How to compare Lists

How can I compare more than two lists and return the longest from them? (Is it possible when I do not know an exact number of lists?)

you can save both the current longest list and its length so you only need to iterate once.

Naive idea: pass a list of lists, recursively compute the length of each element and save the max into an accumulator variable.

You mean you need to find the longest list from a list of lists? Then you just need to find the max element, e.g.,

(* file demo.ml *)
open Base

let longest = List.max_elt ~compare:(fun x y ->
    compare (List.length x) (List.length y))

To build use (once)

dune init exe demo --libs base

To run use

dune exec ./demo.exe
1 Like

Maybe you want to compute lengths lazily, for instance if you have one list that is much longer than the others. Essentially, you’d want a generalization of List.compare_lengths. You may do it like this.

(* Return the index of the (first) longest list. *)
let longest_list : 'a list list -> int =
  let pop_one tail =
    begin match tail with
    | (_, [])    -> None
    | (i, _::tl) -> Some (i, tl)
    end
  in
  let rec longest tails =
    begin match tails with
    (* no candidate remaining: won’t happen *)
    | [] ->
        assert false
    (* only one candidate remaining: we have a winner *)
    | (i, _) :: [] ->
        i
    (* at least two candidates remaining: continue selection *)
    | (i, _) :: _ ->
        (* eliminate empty candidates, pop an element from others: *)
        begin match List.filter_map pop_one tails with
        (* if we have just eliminated all remaining candidates, then
         * then they were all the same length; we return the first one
         * (not fair!) *)
        | []     -> i
        (* otherwise, continue selection *)
        | tails' -> longest tails'
        end
    end
  in
  fun lists ->
    begin match lists with
    | [] -> raise Not_found (* cannot find the longest of no lists *)
    | _  -> longest (List.mapi (fun i li -> (i, li)) lists)
    end

The idea of this code is to repeatedly pop an element from each list, eliminating tails as soon as they become empty. When only one tail remains, that is the tail of your longest list. In order to recover the full list at that step, you need to have paired the tails with some bit of info. Here I pair them with the index of their corresponding list in the list of lists but, depending on your needs, could pair it with the list itself (using (fun _ li -> (li, li))).
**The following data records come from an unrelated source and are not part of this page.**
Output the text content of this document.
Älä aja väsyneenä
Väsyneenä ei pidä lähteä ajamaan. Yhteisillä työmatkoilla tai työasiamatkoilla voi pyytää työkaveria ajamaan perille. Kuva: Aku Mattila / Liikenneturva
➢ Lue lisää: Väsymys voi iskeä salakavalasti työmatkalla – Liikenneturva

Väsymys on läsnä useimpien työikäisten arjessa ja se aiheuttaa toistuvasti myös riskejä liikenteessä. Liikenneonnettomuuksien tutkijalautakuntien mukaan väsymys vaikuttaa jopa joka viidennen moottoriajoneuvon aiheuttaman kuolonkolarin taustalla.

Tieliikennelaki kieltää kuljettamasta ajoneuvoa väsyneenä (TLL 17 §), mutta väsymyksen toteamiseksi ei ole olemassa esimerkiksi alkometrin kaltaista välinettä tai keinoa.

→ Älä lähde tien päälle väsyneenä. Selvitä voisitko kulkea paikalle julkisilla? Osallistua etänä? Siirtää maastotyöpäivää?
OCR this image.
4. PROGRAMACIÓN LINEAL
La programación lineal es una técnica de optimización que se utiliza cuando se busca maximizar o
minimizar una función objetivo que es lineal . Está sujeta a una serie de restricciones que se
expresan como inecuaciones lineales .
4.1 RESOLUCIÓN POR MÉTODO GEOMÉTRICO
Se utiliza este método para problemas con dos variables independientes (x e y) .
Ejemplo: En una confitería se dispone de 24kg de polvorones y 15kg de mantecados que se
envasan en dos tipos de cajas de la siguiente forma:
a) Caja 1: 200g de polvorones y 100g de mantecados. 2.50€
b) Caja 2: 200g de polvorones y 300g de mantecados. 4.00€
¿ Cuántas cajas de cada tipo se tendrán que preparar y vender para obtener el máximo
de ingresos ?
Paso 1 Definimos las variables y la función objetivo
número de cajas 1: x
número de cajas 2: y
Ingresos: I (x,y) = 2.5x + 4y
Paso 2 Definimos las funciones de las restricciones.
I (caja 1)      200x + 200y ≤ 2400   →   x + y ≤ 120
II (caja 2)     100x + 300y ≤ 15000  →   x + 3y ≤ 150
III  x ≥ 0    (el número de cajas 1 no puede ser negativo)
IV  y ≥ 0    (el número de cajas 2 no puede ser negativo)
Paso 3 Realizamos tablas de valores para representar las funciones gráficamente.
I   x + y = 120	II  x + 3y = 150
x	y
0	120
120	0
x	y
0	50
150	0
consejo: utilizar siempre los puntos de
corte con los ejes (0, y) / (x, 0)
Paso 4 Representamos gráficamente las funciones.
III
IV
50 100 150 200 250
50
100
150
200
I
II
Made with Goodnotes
Wouldn’t you take advantage of List.compare_lengths here? (In the standard library since OCaml 4.05).

open Base

let longest = List.max_elt ~compare:List.compare_lengths

Thank you everyone <3

I am not sure that this function is in the Base's List, iirc it is not.

Should be then available as Caml.List.compare_lengths.
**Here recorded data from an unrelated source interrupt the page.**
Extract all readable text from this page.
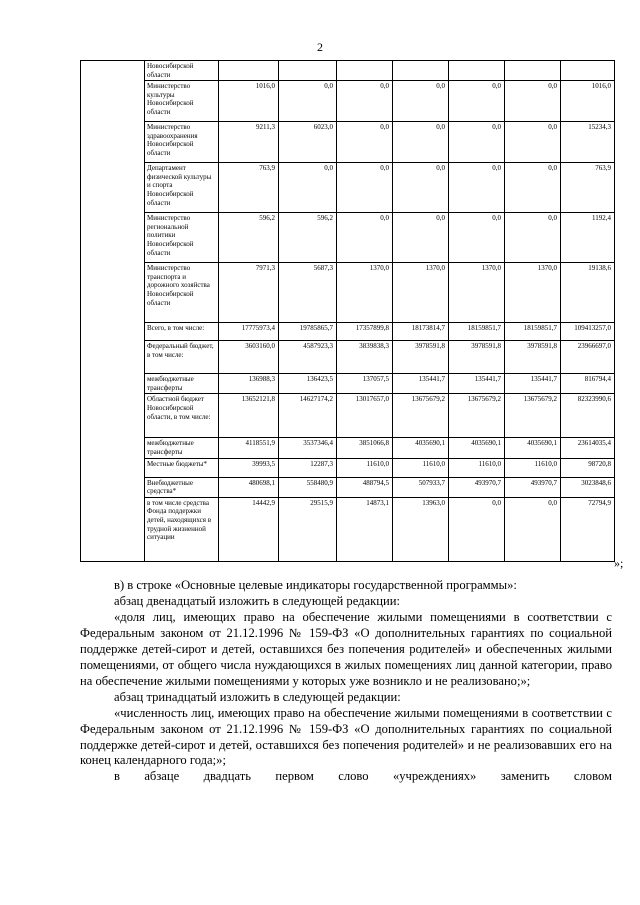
2
	Новосибирской области							
	Министерство культуры Новосибирской области	1016,0	0,0	0,0	0,0	0,0	0,0	1016,0
	Министерство здравоохранения Новосибирской области	9211,3	6023,0	0,0	0,0	0,0	0,0	15234,3
	Департамент физической культуры и спорта Новосибирской области	763,9	0,0	0,0	0,0	0,0	0,0	763,9
	Министерство региональной политики Новосибирской области	596,2	596,2	0,0	0,0	0,0	0,0	1192,4
	Министерство транспорта и дорожного хозяйства Новосибирской области	7971,3	5687,3	1370,0	1370,0	1370,0	1370,0	19138,6
	Всего, в том числе:	17775973,4	19785865,7	17357899,8	18173814,7	18159851,7	18159851,7	109413257,0
	Федеральный бюджет, в том числе:	3603160,0	4587923,3	3839838,3	3978591,8	3978591,8	3978591,8	23966697,0
	межбюджетные трансферты	136988,3	136423,5	137057,5	135441,7	135441,7	135441,7	816794,4
	Областной бюджет Новосибирской области, в том числе:	13652121,8	14627174,2	13017657,0	13675679,2	13675679,2	13675679,2	82323990,6
	межбюджетные трансферты	4118551,9	3537346,4	3851066,8	4035690,1	4035690,1	4035690,1	23614035,4
	Местные бюджеты*	39993,5	12287,3	11610,0	11610,0	11610,0	11610,0	98720,8
	Внебюджетные средства*	480698,1	558480,9	488794,5	507933,7	493970,7	493970,7	3023848,6
	в том числе средства Фонда поддержки детей, находящихся в трудной жизненной ситуации	14442,9	29515,9	14873,1	13963,0	0,0	0,0	72794,9
»;

в) в строке «Основные целевые индикаторы государственной программы»:

абзац двенадцатый изложить в следующей редакции:

«доля лиц, имеющих право на обеспечение жилыми помещениями в соответствии с Федеральным законом от 21.12.1996 № 159-ФЗ «О дополнительных гарантиях по социальной поддержке детей-сирот и детей, оставшихся без попечения родителей» и обеспеченных жилыми помещениями, от общего числа нуждающихся в жилых помещениях лиц данной категории, право на обеспечение жилыми помещениями у которых уже возникло и не реализовано;»;

абзац тринадцатый изложить в следующей редакции:

«численность лиц, имеющих право на обеспечение жилыми помещениями в соответствии с Федеральным законом от 21.12.1996 № 159-ФЗ «О дополнительных гарантиях по социальной поддержке детей-сирот и детей, оставшихся без попечения родителей» и не реализовавших его на конец календарного года;»;

в абзаце двадцать первом слово «учреждениях» заменить словом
It’s worth noting, @Maelan, that while worrying about the cost of List.length, the function you’ve introduced to replace it does masses of allocation! You can generalise List.compare_lengths without needing Base; max_elt is just a fold:

let biggest_list = function
| [] -> invalid_arg "biggest_list"
| lists ->
    let f max list =
      if List.compare_lengths list max > 0 then
        list
      else
        max
    in
    List.fold_left f [] lists

You can get a sense of the allocations going on in your function by compiling code with -dlambda and looking for makeblock calls (there’s always one at the end of a module for the module itself): e.g. the above biggest_list:

(let
  (biggest_list/80 =
    (function lists/82
      (if lists/82
        (let
          (f/83 =
             (function max/85 list/86
               (if
                 (>
                    (apply (field 1 (global Stdlib__list!)) list/86 max/85)
                   0)
                 list/86 max/85)))
          (apply (field 22 (global Stdlib__list!)) f/83 0a lists/82))
        (apply (field 0 (global Stdlib!)) "biggest_list"))))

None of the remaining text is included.